We can blame the hospital and the medical professionals entirely. We believe we have good reasons to do that. The reality is though, we didn’t know anything about sepsis at the time. Of course, we are now very aware of the blatantly obvious symptoms, and it makes it harder to comprehend how medical professionals in an emergency department failed to act upon Kuan’s symptoms. What we have come to realise is, that relinquishing our responsibility as parents and relying entirely on health professionals was not necessarily the right thing to do. Had we been aware of the symptoms of sepsis at that time, there is no doubt our beautiful Kuan would still be with us. We believe that we all collectively failed Kuan. This is why we want to share Kuan’s story – none of the results were shared with us or explained to us at any point. Had they been, our lives today would have been very different.

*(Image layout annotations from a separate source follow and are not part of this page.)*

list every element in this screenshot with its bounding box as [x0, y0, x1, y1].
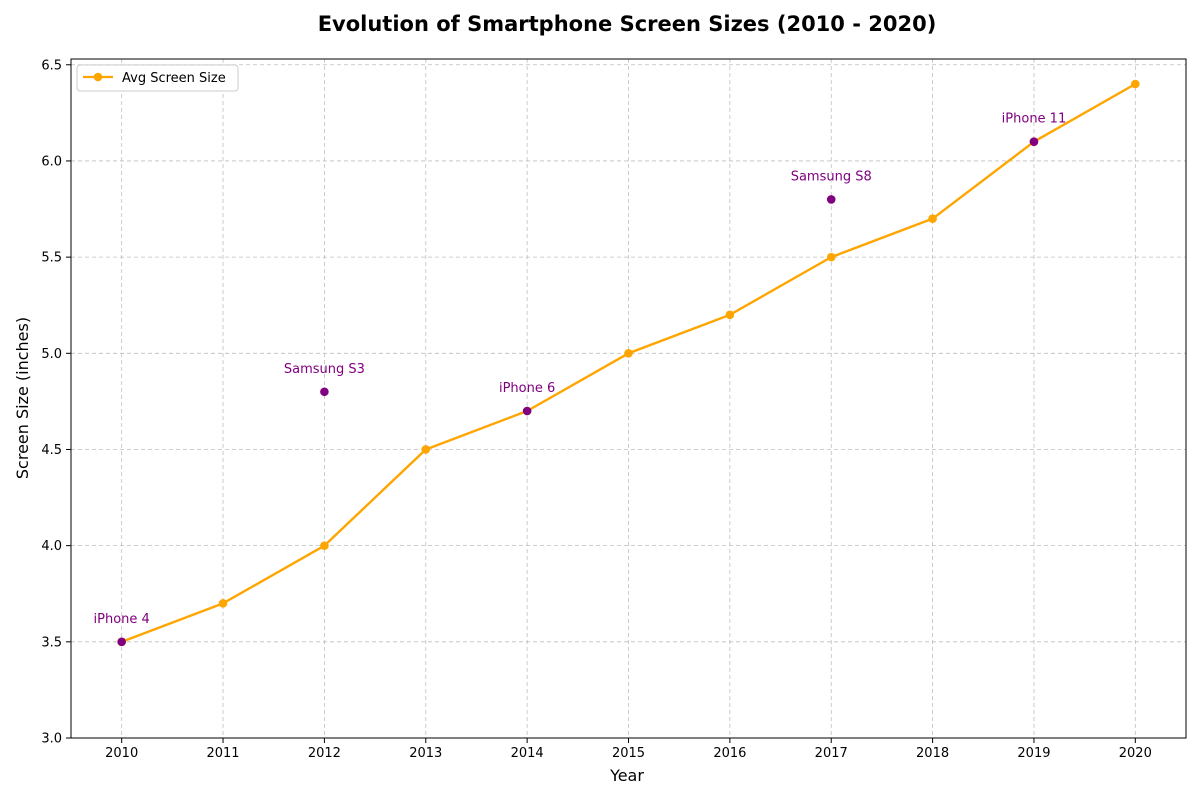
series-point: [725, 310, 735, 320]
annotation-label: Samsung S3: [284, 362, 365, 377]
annotation-label: iPhone 4: [94, 612, 150, 627]
x-axis-label: Year: [609, 766, 644, 785]
x-tick-label: 2013: [409, 746, 442, 761]
y-tick-label: 4.5: [41, 443, 62, 458]
x-tick-label: 2010: [105, 746, 138, 761]
annotation-label: iPhone 6: [499, 381, 555, 396]
x-tick-label: 2012: [308, 746, 341, 761]
chart-title: Evolution of Smartphone Screen Sizes (20…: [318, 12, 937, 36]
annotation-point: [826, 195, 836, 204]
annotation-point: [320, 387, 329, 397]
x-tick-label: 2011: [206, 746, 239, 761]
plot-area: 2010 2011 2012 2013 2014 2015 2016 2017 2018 2019…: [41, 58, 1187, 761]
x-tick-label: 2017: [815, 746, 848, 761]
y-tick-label: 3.0: [41, 732, 62, 747]
series-point: [421, 445, 431, 454]
annotation-point: [522, 406, 532, 416]
y-tick-label: 3.5: [41, 635, 62, 650]
annotation-label: iPhone 11: [1002, 112, 1067, 127]
series-point: [624, 348, 633, 358]
annotation-label: Samsung S8: [791, 169, 872, 184]
series-point: [928, 214, 937, 223]
annotation-point: [1029, 137, 1039, 147]
x-tick-label: 2014: [511, 746, 544, 761]
legend-box: [76, 64, 239, 92]
y-axis-label: Screen Size (inches): [13, 317, 32, 479]
y-tick-label: 5.0: [41, 347, 62, 362]
y-tick-label: 4.0: [41, 539, 62, 554]
series-point: [826, 252, 836, 262]
series-point: [218, 599, 228, 608]
legend-point-marker: [93, 72, 103, 82]
x-tick-label: 2016: [713, 746, 746, 761]
series-point: [320, 541, 329, 550]
x-tick-label: 2019: [1017, 746, 1050, 761]
x-tick-label: 2018: [916, 746, 949, 761]
annotation-point: [117, 637, 126, 647]
x-tick-label: 2015: [612, 746, 645, 761]
y-tick-label: 6.0: [41, 154, 62, 169]
y-tick-label: 6.5: [41, 58, 62, 73]
y-tick-label: 5.5: [41, 251, 62, 266]
legend: Avg Screen Size: [76, 64, 239, 92]
legend-label: Avg Screen Size: [122, 71, 226, 86]
series-point: [1131, 79, 1140, 89]
x-tick-label: 2020: [1119, 746, 1152, 761]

Most of us come from cultures in which we go to hospitals expecting answers and to receive the level of care we need. The reality is, that most healthcare systems are failing to meet the needs of those they serve. They don’t have all the answers. We are not suggesting we all need to become knowledgeable in everything that has the potential to harm us. Instead, we believe it’s about creating a culture of mutual accountability. Our role in that is to be curious. Ask questions and continue to ask questions, until you are satisfied with the responses, and you receive the level of care you need. The other side of mutual accountability is medical services and health professionals adopting a duty of candour. An obligation to share every piece of information with patients and families and demonstrate complete transparency and vulnerability.